Memory CD8+ T cells are characterized by their ability to persist long after the initial antigen encounter and their capacity to generate a rapid recall response. Recent studies have identified a role for metabolic reprogramming and mitochondrial function in promoting the longevity of memory T cells. However, detailed mechanisms involved in promoting their rapid recall response are incompletely understood.
Given that full T cell activation leading to effector cell generation results in mTORC1 activation and CADinduced pyrimidine syn thesis is mTORC1 dependent, we hypothesized that the ability of mTORC1 to promote effector cell generation was due in part to the acute activation of CAD. Unexpectedly, although we did find that TCR engagement leads to CAD phosphorylation, we also observed that phosphorylated CAD (pCAD) remains detectable in resting cells long after T cell activation at a time when mTOR activity had returned to baseline. This prompted us to explore the role of persistent CAD activation in previously activated/memory T cells.

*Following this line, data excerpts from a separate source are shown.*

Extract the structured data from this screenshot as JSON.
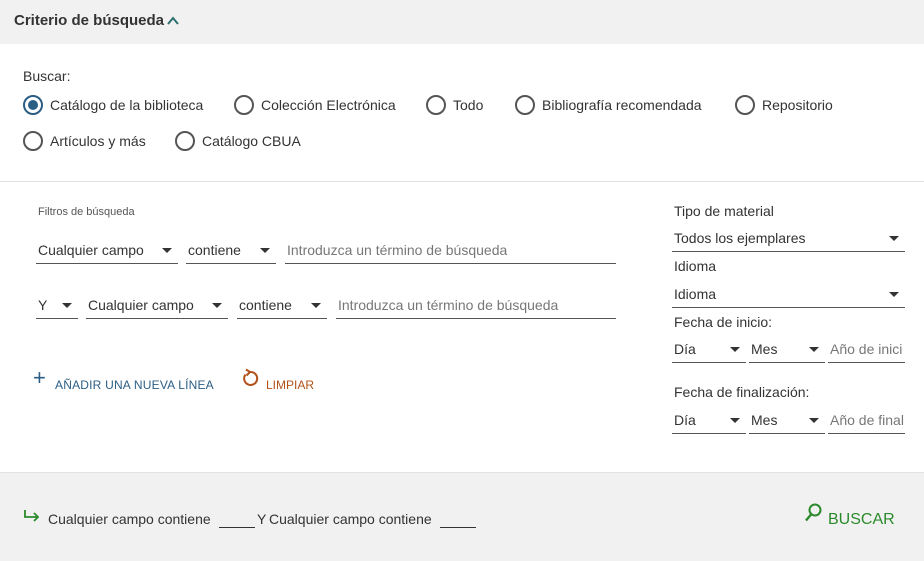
{
  "header": {
    "title": "Criterio de búsqueda"
  },
  "search_scope": {
    "label": "Buscar:",
    "options": [
      {
        "label": "Catálogo de la biblioteca",
        "checked": true
      },
      {
        "label": "Colección Electrónica",
        "checked": false
      },
      {
        "label": "Todo",
        "checked": false
      },
      {
        "label": "Bibliografía recomendada",
        "checked": false
      },
      {
        "label": "Repositorio",
        "checked": false
      },
      {
        "label": "Artículos y más",
        "checked": false
      },
      {
        "label": "Catálogo CBUA",
        "checked": false
      }
    ]
  },
  "filters": {
    "label": "Filtros de búsqueda",
    "row1": {
      "field": "Cualquier campo",
      "operator": "contiene",
      "term_placeholder": "Introduzca un término de búsqueda"
    },
    "row2": {
      "boolean": "Y",
      "field": "Cualquier campo",
      "operator": "contiene",
      "term_placeholder": "Introduzca un término de búsqueda"
    },
    "add_line": "AÑADIR UNA NUEVA LÍNEA",
    "clear": "LIMPIAR"
  },
  "right_panel": {
    "material_type": {
      "label": "Tipo de material",
      "value": "Todos los ejemplares"
    },
    "language": {
      "label": "Idioma",
      "value": "Idioma"
    },
    "start_date": {
      "label": "Fecha de inicio:",
      "day": "Día",
      "month": "Mes",
      "year_placeholder": "Año de inici"
    },
    "end_date": {
      "label": "Fecha de finalización:",
      "day": "Día",
      "month": "Mes",
      "year_placeholder": "Año de final"
    }
  },
  "footer": {
    "summary_part1": "Cualquier campo  contiene",
    "summary_bool": "Y",
    "summary_part2": "Cualquier campo  contiene",
    "search_button": "BUSCAR"
  },
  "colors": {
    "accent_blue": "#2b5e85",
    "clear_orange": "#b0521a",
    "search_green": "#2b8a2b",
    "header_bg": "#f1f1f1"
  }
}
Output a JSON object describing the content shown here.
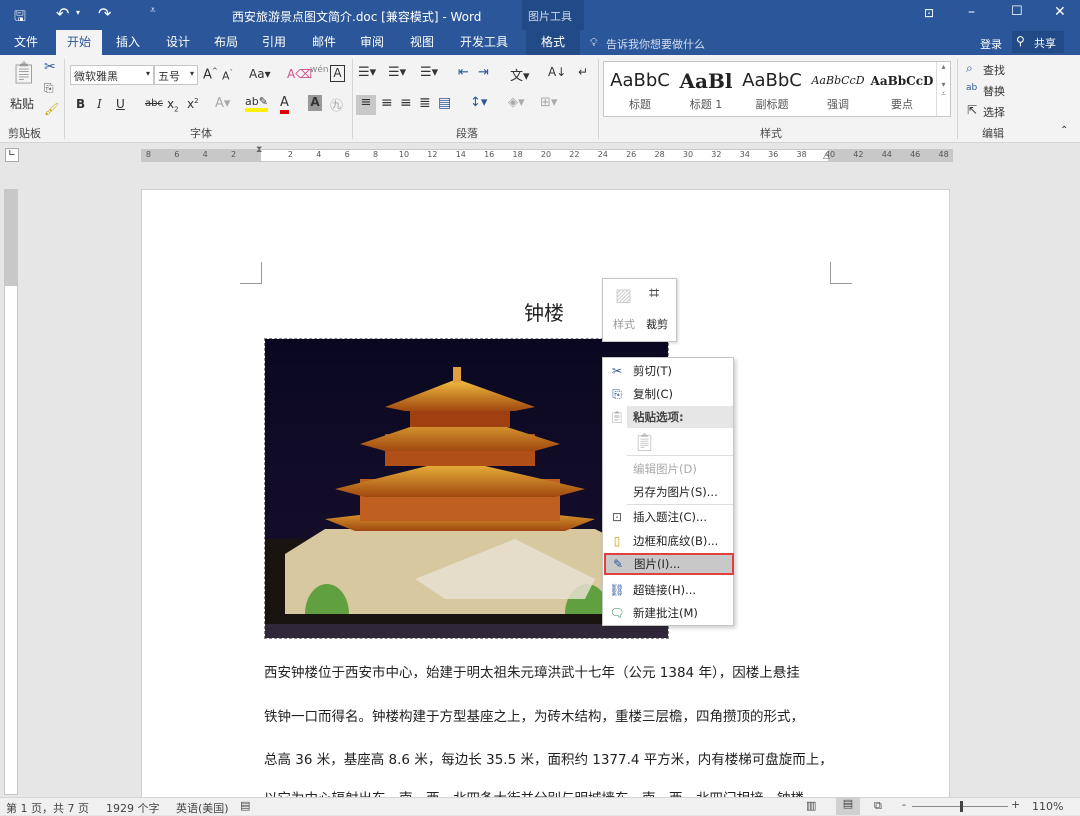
{
  "window": {
    "title": "西安旅游景点图文简介.doc [兼容模式] - Word",
    "context_tab_group": "图片工具"
  },
  "tabs": [
    "文件",
    "开始",
    "插入",
    "设计",
    "布局",
    "引用",
    "邮件",
    "审阅",
    "视图",
    "开发工具",
    "格式"
  ],
  "tell_me": "告诉我你想要做什么",
  "account": {
    "login": "登录",
    "share": "共享"
  },
  "ribbon": {
    "clipboard": {
      "paste": "粘贴",
      "label": "剪贴板"
    },
    "font": {
      "name": "微软雅黑",
      "size": "五号",
      "label": "字体",
      "bold": "B",
      "italic": "I",
      "underline": "U",
      "strike": "abc"
    },
    "paragraph": {
      "label": "段落"
    },
    "styles": {
      "label": "样式",
      "items": [
        {
          "preview": "AaBbC",
          "name": "标题"
        },
        {
          "preview": "AaBl",
          "name": "标题 1"
        },
        {
          "preview": "AaBbC",
          "name": "副标题"
        },
        {
          "preview": "AaBbCcD",
          "name": "强调"
        },
        {
          "preview": "AaBbCcD",
          "name": "要点"
        }
      ]
    },
    "editing": {
      "label": "编辑",
      "find": "查找",
      "replace": "替换",
      "select": "选择"
    }
  },
  "ruler": {
    "left": [
      "8",
      "6",
      "4",
      "2"
    ],
    "main": [
      "2",
      "4",
      "6",
      "8",
      "10",
      "12",
      "14",
      "16",
      "18",
      "20",
      "22",
      "24",
      "26",
      "28",
      "30",
      "32",
      "34",
      "36",
      "38"
    ],
    "right": [
      "40",
      "42",
      "44",
      "46",
      "48"
    ]
  },
  "document": {
    "heading": "钟楼",
    "paragraphs": [
      "西安钟楼位于西安市中心，始建于明太祖朱元璋洪武十七年（公元 1384 年），因楼上悬挂",
      "铁钟一口而得名。钟楼构建于方型基座之上，为砖木结构，重楼三层檐，四角攒顶的形式，",
      "总高 36 米，基座高 8.6 米，每边长 35.5 米，面积约 1377.4 平方米，内有楼梯可盘旋而上，",
      "以它为中心辐射出东、南、西、北四条大街并分别与明城墙东、南、西、北四门相接，钟楼"
    ]
  },
  "mini_toolbar": {
    "style": "样式",
    "crop": "裁剪"
  },
  "context_menu": {
    "items": [
      {
        "label": "剪切(T)",
        "icon": "scissors-icon"
      },
      {
        "label": "复制(C)",
        "icon": "copy-icon"
      },
      {
        "label": "粘贴选项:",
        "icon": "paste-icon"
      },
      {
        "label": "编辑图片(D)",
        "icon": ""
      },
      {
        "label": "另存为图片(S)...",
        "icon": ""
      },
      {
        "label": "插入题注(C)...",
        "icon": "caption-icon"
      },
      {
        "label": "边框和底纹(B)...",
        "icon": "border-icon"
      },
      {
        "label": "图片(I)...",
        "icon": "picture-format-icon"
      },
      {
        "label": "超链接(H)...",
        "icon": "hyperlink-icon"
      },
      {
        "label": "新建批注(M)",
        "icon": "comment-icon"
      }
    ],
    "highlighted": "图片(I)...",
    "highlight_color": "#e04040"
  },
  "status": {
    "page": "第 1 页，共 7 页",
    "words": "1929 个字",
    "language": "英语(美国)",
    "zoom": "110%",
    "zoom_level_percent": 110
  },
  "colors": {
    "brand": "#2b579a"
  }
}
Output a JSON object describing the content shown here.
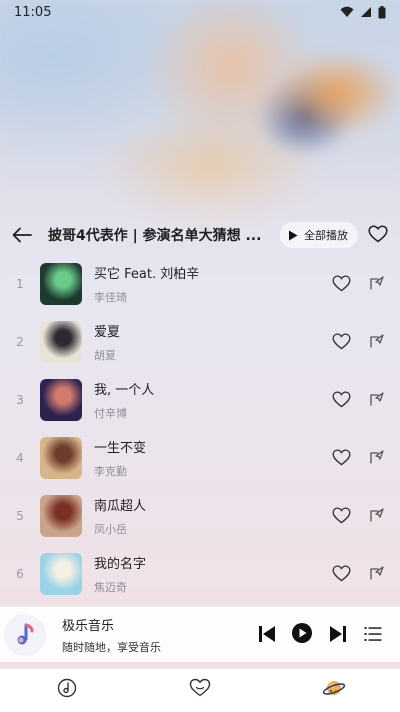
{
  "status_bar": {
    "time": "11:05",
    "icons": [
      "wifi-icon",
      "signal-icon",
      "battery-icon"
    ]
  },
  "header": {
    "title": "披哥4代表作 | 参演名单大猜想 ...",
    "play_all_label": "全部播放"
  },
  "songs": [
    {
      "index": "1",
      "title": "买它 Feat. 刘柏辛",
      "artist": "李佳琦",
      "cover_colors": [
        "#1d3a2e",
        "#6acb8a"
      ]
    },
    {
      "index": "2",
      "title": "爱夏",
      "artist": "胡夏",
      "cover_colors": [
        "#e9e2d6",
        "#2a2a30"
      ]
    },
    {
      "index": "3",
      "title": "我, 一个人",
      "artist": "付辛博",
      "cover_colors": [
        "#2b2350",
        "#d27a6e"
      ]
    },
    {
      "index": "4",
      "title": "一生不变",
      "artist": "李克勤",
      "cover_colors": [
        "#d8b48a",
        "#6e3d2a"
      ]
    },
    {
      "index": "5",
      "title": "南瓜超人",
      "artist": "凤小岳",
      "cover_colors": [
        "#c9a48a",
        "#7a2f24"
      ]
    },
    {
      "index": "6",
      "title": "我的名字",
      "artist": "焦迈奇",
      "cover_colors": [
        "#9bd3e6",
        "#f4f0e6"
      ]
    }
  ],
  "player": {
    "name": "极乐音乐",
    "subtitle": "随时随地，享受音乐"
  },
  "bottom_nav": [
    "music-disc-icon",
    "heart-icon",
    "planet-icon"
  ],
  "colors": {
    "accent": "#4a6ad8",
    "text": "#222222",
    "muted": "#8e8e98"
  }
}
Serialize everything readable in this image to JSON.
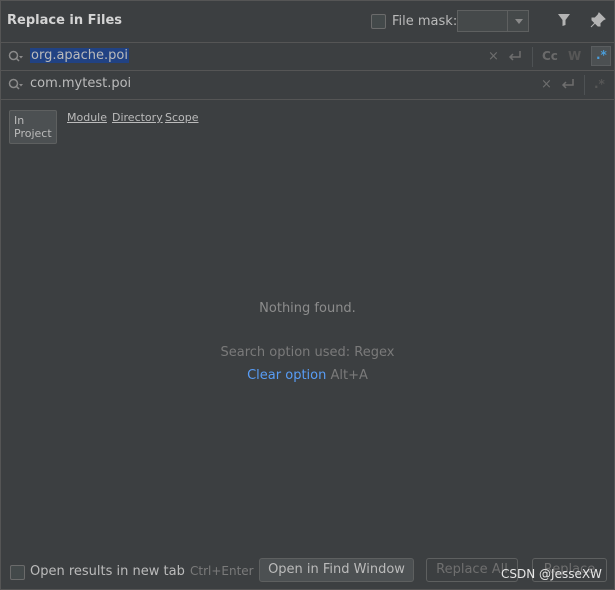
{
  "window": {
    "title": "Replace in Files"
  },
  "file_mask": {
    "label": "File mask:",
    "value": ""
  },
  "search": {
    "query": "org.apache.poi",
    "clear": "×",
    "match_case": "Cc",
    "words": "W",
    "regex": ".*"
  },
  "replace": {
    "value": "com.mytest.poi",
    "clear": "×",
    "regex": ".*"
  },
  "scope": {
    "tabs": [
      "In Project",
      "Module",
      "Directory",
      "Scope"
    ],
    "selected": "In Project"
  },
  "results": {
    "empty_message": "Nothing found.",
    "search_option": "Search option used: Regex",
    "clear_option_link": "Clear option",
    "clear_option_shortcut": "Alt+A"
  },
  "footer": {
    "open_new_tab_label": "Open results in new tab",
    "shortcut_hint": "Ctrl+Enter",
    "open_find_window": "Open in Find Window",
    "replace_all": "Replace All",
    "replace": "Replace"
  },
  "watermark": "CSDN @JesseXW",
  "colors": {
    "selection": "#214283",
    "link": "#589df6",
    "background": "#3c3f41"
  }
}
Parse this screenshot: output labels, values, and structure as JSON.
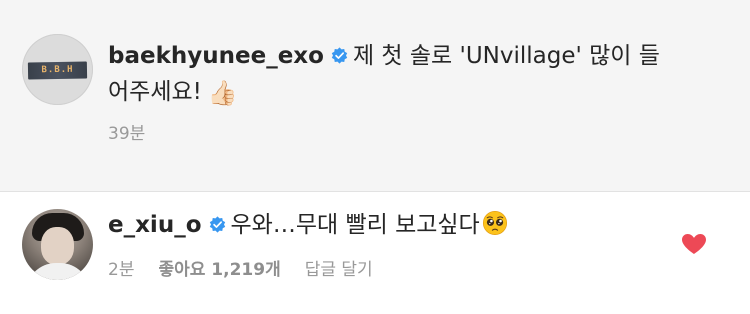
{
  "caption": {
    "username": "baekhyunee_exo",
    "avatar_text": "B.B.H",
    "text_line1": "제 첫 솔로 'UNvillage' 많이 들",
    "text_line2": "어주세요!",
    "emoji": "👍🏻",
    "time": "39분"
  },
  "comment": {
    "username": "e_xiu_o",
    "text": "우와…무대 빨리 보고싶다",
    "emoji_name": "pleading-face",
    "time": "2분",
    "likes": "좋아요 1,219개",
    "reply_label": "답글 달기",
    "liked": true
  },
  "colors": {
    "verified": "#3897f0",
    "heart": "#ed4956",
    "meta": "#999999",
    "caption_bg": "#f5f5f5"
  }
}
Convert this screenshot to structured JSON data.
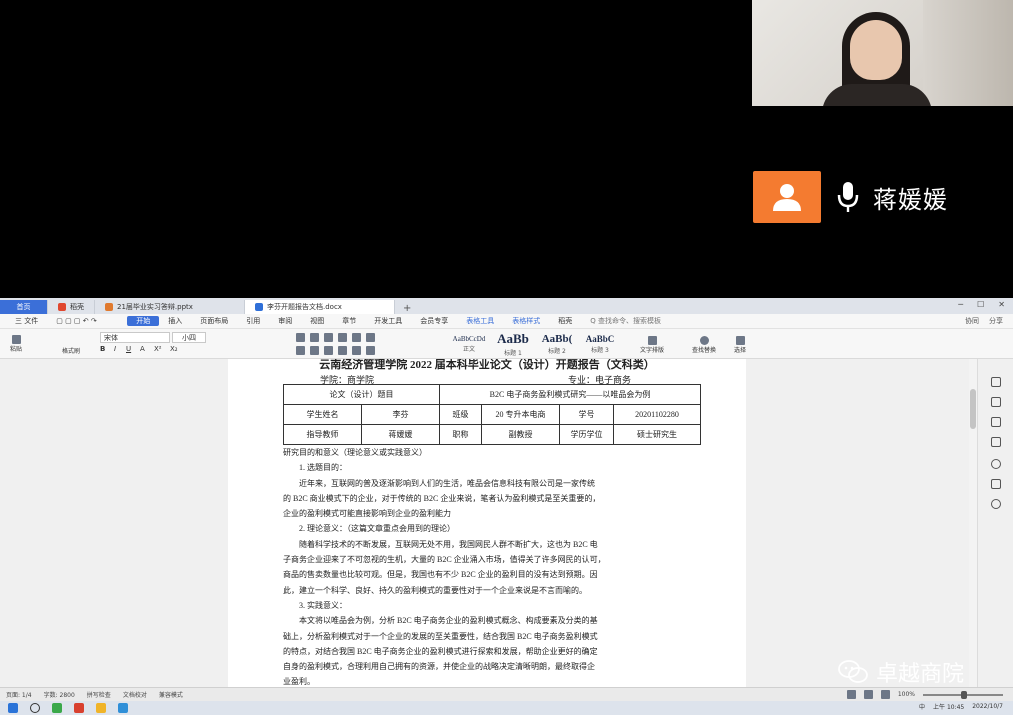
{
  "presenter": {
    "name": "蒋媛媛"
  },
  "tabs": [
    {
      "label": "首页",
      "kind": "home",
      "color": "#3b6fd8"
    },
    {
      "label": "稻壳",
      "kind": "normal",
      "color": "#e0472f"
    },
    {
      "label": "21届毕业实习答辩.pptx",
      "kind": "normal",
      "color": "#e07a2f"
    },
    {
      "label": "李芬开题报告文档.docx",
      "kind": "active",
      "color": "#2f6fd8"
    }
  ],
  "menu": [
    "三 文件",
    "开始",
    "插入",
    "页面布局",
    "引用",
    "审阅",
    "视图",
    "章节",
    "开发工具",
    "会员专享",
    "表格工具",
    "表格样式",
    "稻壳"
  ],
  "menu_search": "Q 查找命令、搜索模板",
  "menu_right": [
    "协同",
    "分享"
  ],
  "ribbon": {
    "paste": "粘贴",
    "format_painter": "格式刷",
    "font": "宋体",
    "font_size": "小四",
    "styles": [
      {
        "sample": "AaBbCcDd",
        "label": "正文"
      },
      {
        "sample": "AaBb",
        "label": "标题 1"
      },
      {
        "sample": "AaBb(",
        "label": "标题 2"
      },
      {
        "sample": "AaBbC",
        "label": "标题 3"
      }
    ],
    "text_layout": "文字排版",
    "find_replace": "查找替换",
    "select": "选择"
  },
  "document": {
    "title": "云南经济管理学院 2022 届本科毕业论文（设计）开题报告（文科类）",
    "school_label": "学院：商学院",
    "major_label": "专业：电子商务",
    "table": {
      "thesis_label": "论文（设计）题目",
      "thesis_value": "B2C 电子商务盈利模式研究——以唯品会为例",
      "student_label": "学生姓名",
      "student_value": "李芬",
      "class_label": "班级",
      "class_value": "20 专升本电商",
      "id_label": "学号",
      "id_value": "20201102280",
      "advisor_label": "指导教师",
      "advisor_value": "蒋媛媛",
      "title_label": "职称",
      "title_value": "副教授",
      "degree_label": "学历学位",
      "degree_value": "硕士研究生"
    },
    "lines": [
      "研究目的和意义（理论意义或实践意义）",
      "1. 选题目的：",
      "近年来，互联网的普及逐渐影响到人们的生活，唯品会信息科技有限公司是一家传统",
      "的 B2C 商业模式下的企业，对于传统的 B2C 企业来说，笔者认为盈利模式是至关重要的，",
      "企业的盈利模式可能直接影响到企业的盈利能力",
      "2. 理论意义：（这篇文章重点会用到的理论）",
      "随着科学技术的不断发展，互联网无处不用，我国网民人群不断扩大，这也为 B2C 电",
      "子商务企业迎来了不可忽视的生机，大量的 B2C 企业涌入市场，值得关了许多网民的认可，",
      "商品的售卖数量也比较可观。但是，我国也有不少 B2C 企业的盈利目的没有达到预期。因",
      "此，建立一个科学、良好、持久的盈利模式的重要性对于一个企业来说是不言而喻的。",
      "3. 实践意义：",
      "本文将以唯品会为例，分析 B2C 电子商务企业的盈利模式概念、构成要素及分类的基",
      "础上，分析盈利模式对于一个企业的发展的至关重要性，结合我国 B2C 电子商务盈利模式",
      "的特点，对结合我国 B2C 电子商务企业的盈利模式进行探索和发展，帮助企业更好的确定",
      "自身的盈利模式，合理利用自己拥有的资源，并使企业的战略决定清晰明朗，最终取得企",
      "业盈利。"
    ]
  },
  "status": {
    "page": "页面: 1/4",
    "words": "字数: 2800",
    "spell": "拼写检查",
    "doc_check": "文档校对",
    "compat": "兼容模式",
    "zoom": "100%"
  },
  "taskbar": {
    "time": "上午 10:45",
    "date": "2022/10/7",
    "lang": "中"
  },
  "watermark": {
    "text": "卓越商院"
  },
  "colors": {
    "accent_orange": "#f47b30",
    "wps_blue": "#3b6fd8"
  }
}
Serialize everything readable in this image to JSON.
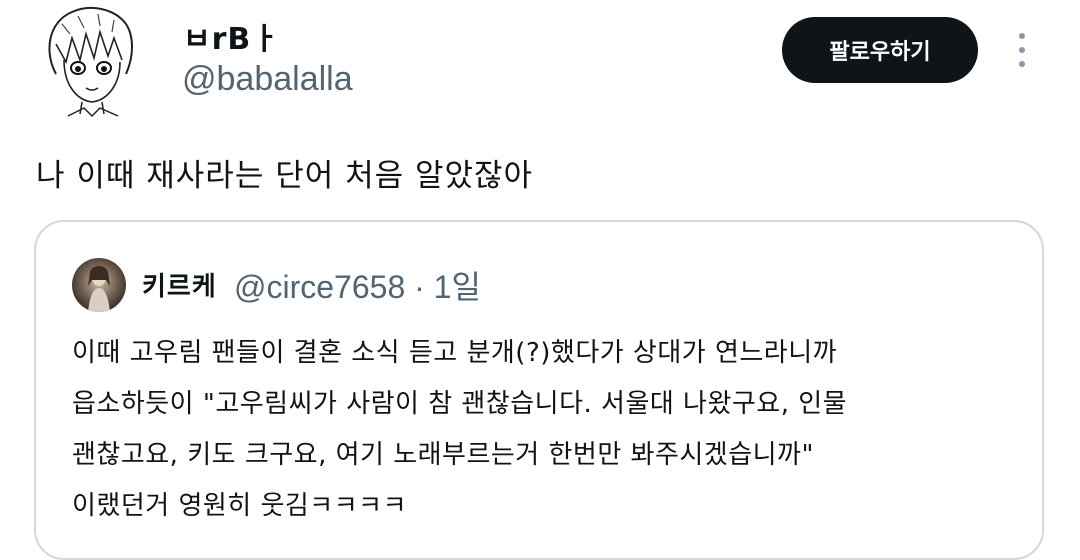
{
  "author": {
    "display_name": "ㅂrBㅏ",
    "handle": "@babalalla"
  },
  "follow_button_label": "팔로우하기",
  "more_icon": "more-vertical-icon",
  "tweet": {
    "text": "나 이때 재사라는 단어 처음 알았잖아"
  },
  "quote": {
    "display_name": "키르케",
    "handle": "@circe7658",
    "separator": "·",
    "time": "1일",
    "lines": [
      "이때 고우림 팬들이 결혼 소식 듣고 분개(?)했다가 상대가 연느라니까",
      "읍소하듯이 \"고우림씨가 사람이 참 괜찮습니다. 서울대 나왔구요, 인물",
      "괜찮고요, 키도 크구요, 여기 노래부르는거 한번만 봐주시겠습니까\"",
      "이랬던거 영원히 웃김ㅋㅋㅋㅋ"
    ]
  },
  "colors": {
    "text": "#0f1419",
    "secondary": "#536471",
    "border": "#cfd9de",
    "button_bg": "#0f1419"
  }
}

This study demonstrates using metabolomics and amide-labeled 15N-glutamine stable isotope tracing as powerful tools for exploring the activities of de novo pyrimidine synthesis pathway in previously activated/memory T cells.
Our Approach
To investigate the role of persistent CAD activation in previously activated/memory T cells, we firstly confirmed mTORC1dependent phosphorylation of CAD upon CD8+ T cell activation using flow cytometry. Next, we performed metabolomics and stable isotope tracing studies to demonstrate that the increased pCAD seen in previously activated CD8+ T cells in vitro correlates with an increase in both detectable metabolites in the de novo pyrimidine synthesis pathway and flux into this pathway via amide labeled nitrogen tracing. Furthermore, we performed qPCR and PrimeFlow RNA assay for the assessment of mRNA and pre-rRNA, our findings suggest a requirement in human CD8+ T cells for active CAD and that modulation of nucleotide availability or direct RNA pol I inhibition in previously activated cells before rechallenge can modulate the recall response.
Our Conclusion
Our studies indicate that the rapid and robust response of memory T cells is facilitated in part by the continuous generation of ribosomes such that, upon rechallenge, these cells are poised to rapidly respond. While overexpression of CAD and increased flux into de novo pyrimidine synthesis facilitated expansion of previously activated antigen specific CD8+ T cells. Therefore, increasing CAD activity could have implications in adoptive cell therapy or CAR T cell therapy in clinical settings for the treatment of malignancy. Alternatively, inhibition of ribosomal biogenesis could be used in the treatment of autoimmune conditions, in which the response of memory T cells is known to contribute heavily to pathology, such as multiple sclerosis.